Sumit Singhal loves modern architecture. He comes from a family of builders who have built more than 20 projects in the last ten years near Delhi in India. He has recently started writing about the architectural projects that catch his imagination.
Real Parque Loft in São Paulo, Brazil by Diego Revollo
July 10th, 2016 by Sumit Singhal
Article source: Diego Revollo
The Loft, with 105 m2, is located in the south zone from São Paulo, in a strictly residential buildings neighborhood, basically from the 80 and 90 decade. For this reason we started from a traditional compartmentalized apartment with exaggerated number of divisions and closed rooms if related to its area.

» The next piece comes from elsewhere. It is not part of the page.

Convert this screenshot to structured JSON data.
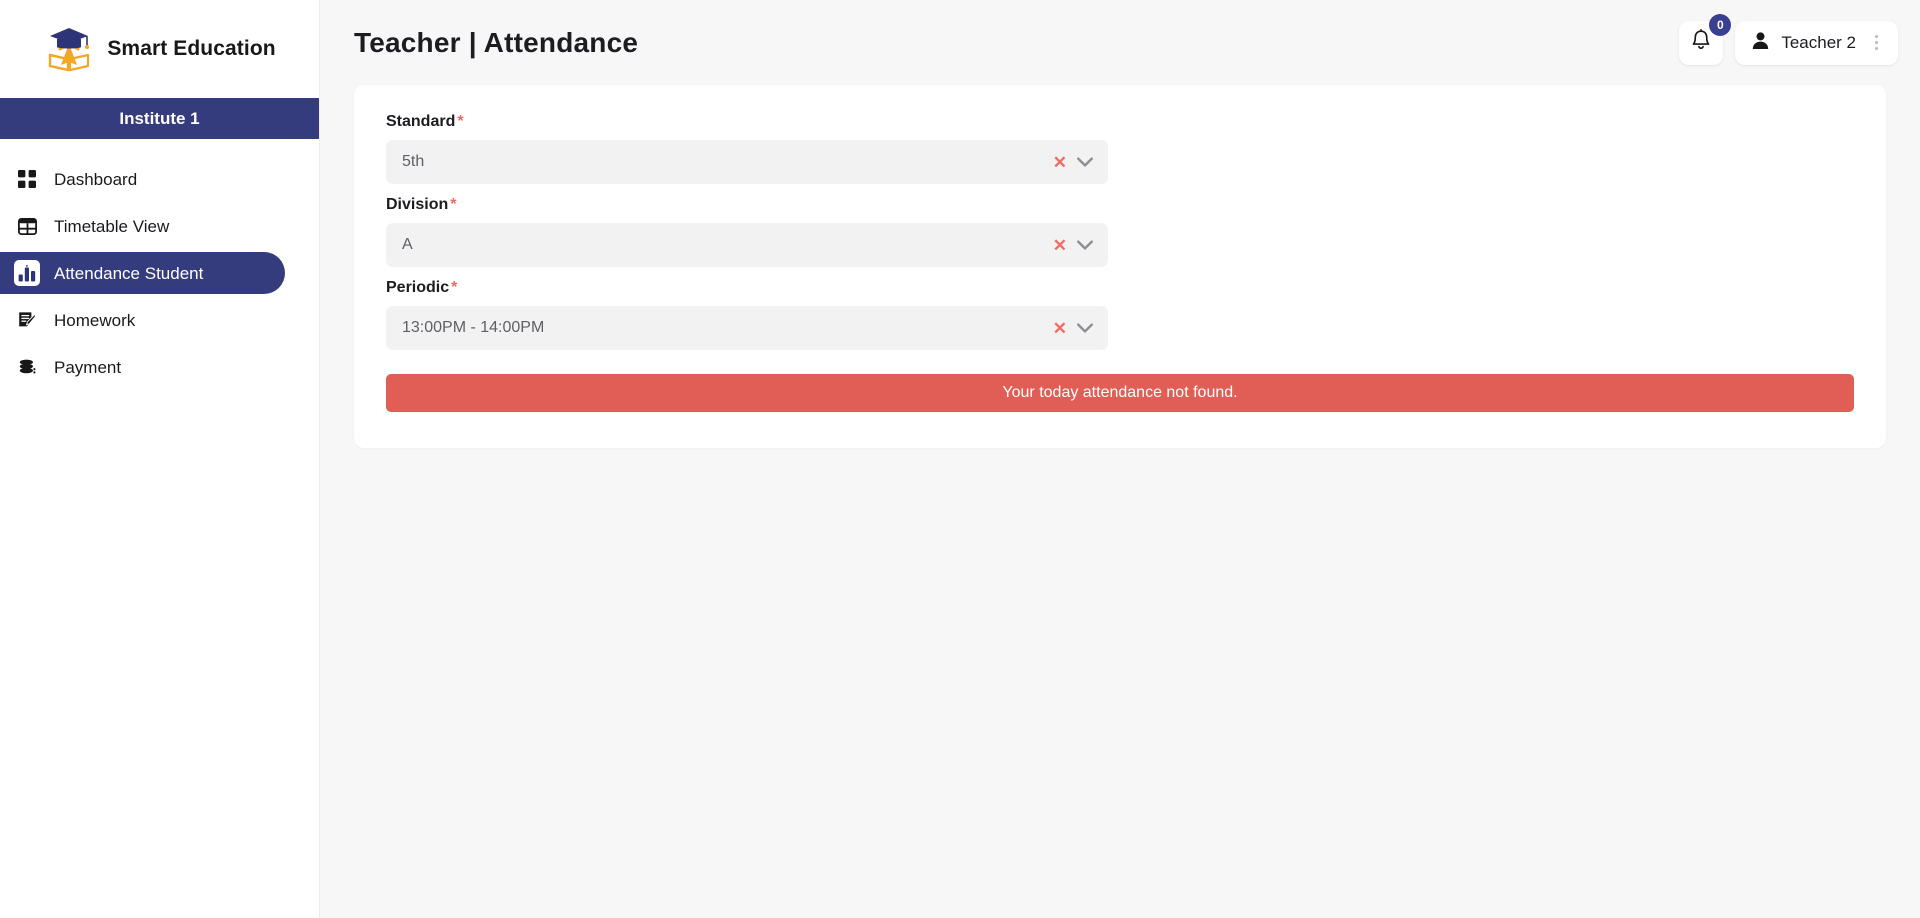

The main challenge was to open the space, bring the sense of amplitude within the existing structural limitations. In this sense, the owner, a young entrepreneur recently married was willing for profound changes and already felt attracted by the spatial characteristics of lofts as well as the contemporary aesthetic common in these cases.
The Idea of a box with just a coating, burned cement, would bring the contemporary aspect and look like “clean” without amendments or interruptions and would be applied on all surfaces such as floors, walls and ceilings. A particular care has been taken into account in choosing the gray’s tone, which should be modern but not too cold and close by the natural cement’s tone. In the baths we used for the slabs the natural Oasis Blue limestone with a similar tone of cement, employed only as an alternative to cement, to be more appropriate for slabs and carved sinks.
For the owner a cold or too modern result wouldn’t please him, he searched an elegant atmosphere but also comfortable and “hot”. The suggestion of the office was the alliance of the cement and the natural wood in a reddish chestnut brown tone to “heat up” the environment and that would add value in decorative point of view. In some places such as the entrance, dining bench and the balcony seat, the Cumaru wood, a Brazilian’s hardwood with high resistance was used by rulers to make the wood “weigh” even more. Where the use of solid wood wasn’t viable either by weight or by the natural movement, we chose for the Pau Ferro sheet, a wood with enough personality and a similar design to the Jacarandá, one of the main wood used in furniture production peak in Brazil in the 50 and 60 decade, for example.
The furniture and interior design continues with the choice of textiles as the natural linen or the distressed leather and prioritizes the warm touch and comfort always against the coldness of the cement box. The end result is a loft without excesses, spacious and extremely pleasant to live.